Reading Google’s Latest 10K with Many Eyes
There are a number of tools available on the web that will take your documents and analyze the contents statistically to help you identify patterns. For the investment community, these technologies are not quite ready for prime time. In other words, the potential to glean insights is hit-or-miss. But, I’ve been impressed with a tool launched a year ago by IBM (IBM) called Many Eyes which does some simple stats on document contents and provides the output in various forms.
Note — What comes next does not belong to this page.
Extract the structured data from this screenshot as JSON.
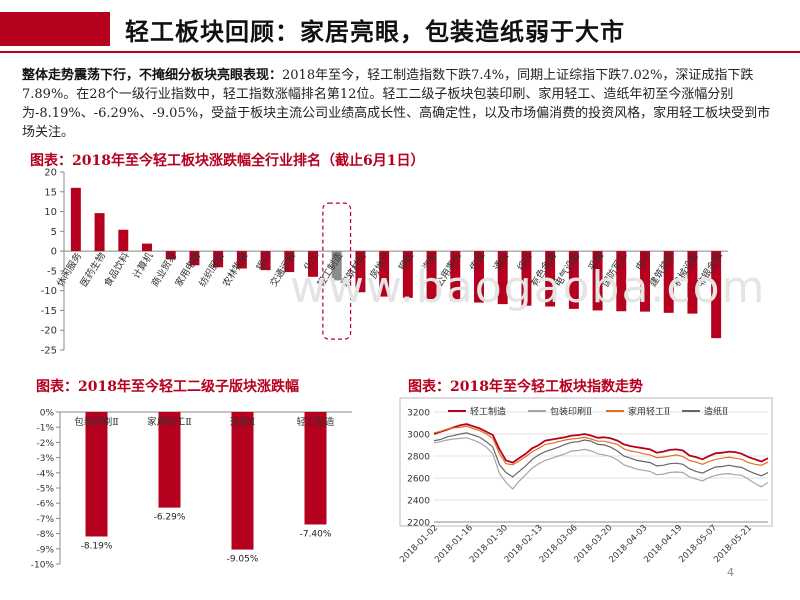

Many Eyes is a visualization tool for data focused on natural language. When the data is words, as in a lengthy 10K form, I begin to wonder if some processing of these words can tell us something we don’t already know.
I’ve taken the contents of Google’s (GOOG) 2007 10K and loaded it as a data set in the visualization tool. Do you think any meaningful insights can be derived? Here’s a summary of my results in this simple experiment.
First, I loaded the Product Section of the document, which lists and discusses about 35 products within Google’s consumer portfolio. Enterprise products (Google Apps, Google Appliance) are covered under a separate section. I excluded terms/words like “Google”, “users”, “web” and others that don’t inform the analysis.
Click here or the image below to see the visualization results.
Some themes that standout include (based on term-frequency):
=> Mobile
=> Maps
=> Gmail
=> Groups
=> News
Nothing here is a surprise, as these are all product categories where Google has a significant product in the market.
Some other terms that stood out to me are “free” and [user] “experience”, two central aspects of Google’s focus and way of doing business.
One valuable thing I learned from these results is the lack of product focus on web 2.0 trends and drivers. There’s not a major role for “social networking” themes like “syndication”, “tagging”, “sharing”, “commenting”, etc. across the product portfolio. Could this speak to weakness in product breadth? Where’s the web 2.0 lingo and product focus?
Next, I upload the Risk Factors section on the hopes it would reveal patterns related to Google’s concerns. Here, I also adjusted the contents by excluding terms that don’t inform the analysis (like “Google” or “risk”).
Click here or the image below to see the visualization results.
Results seems to clustered along the following themes, presented in order of magnitude:
=> Advertisers, advertising, clicks, search, (ad) network
=> Access, (network) providers, systems, operations
=> Intellectual, laws, protection
Again, no surprises here.
If Google’s (implicit) objective or hope with this 10K has been to convey comfort that it has its eye on the ball, I think it’s done the job with this document. That tells us something.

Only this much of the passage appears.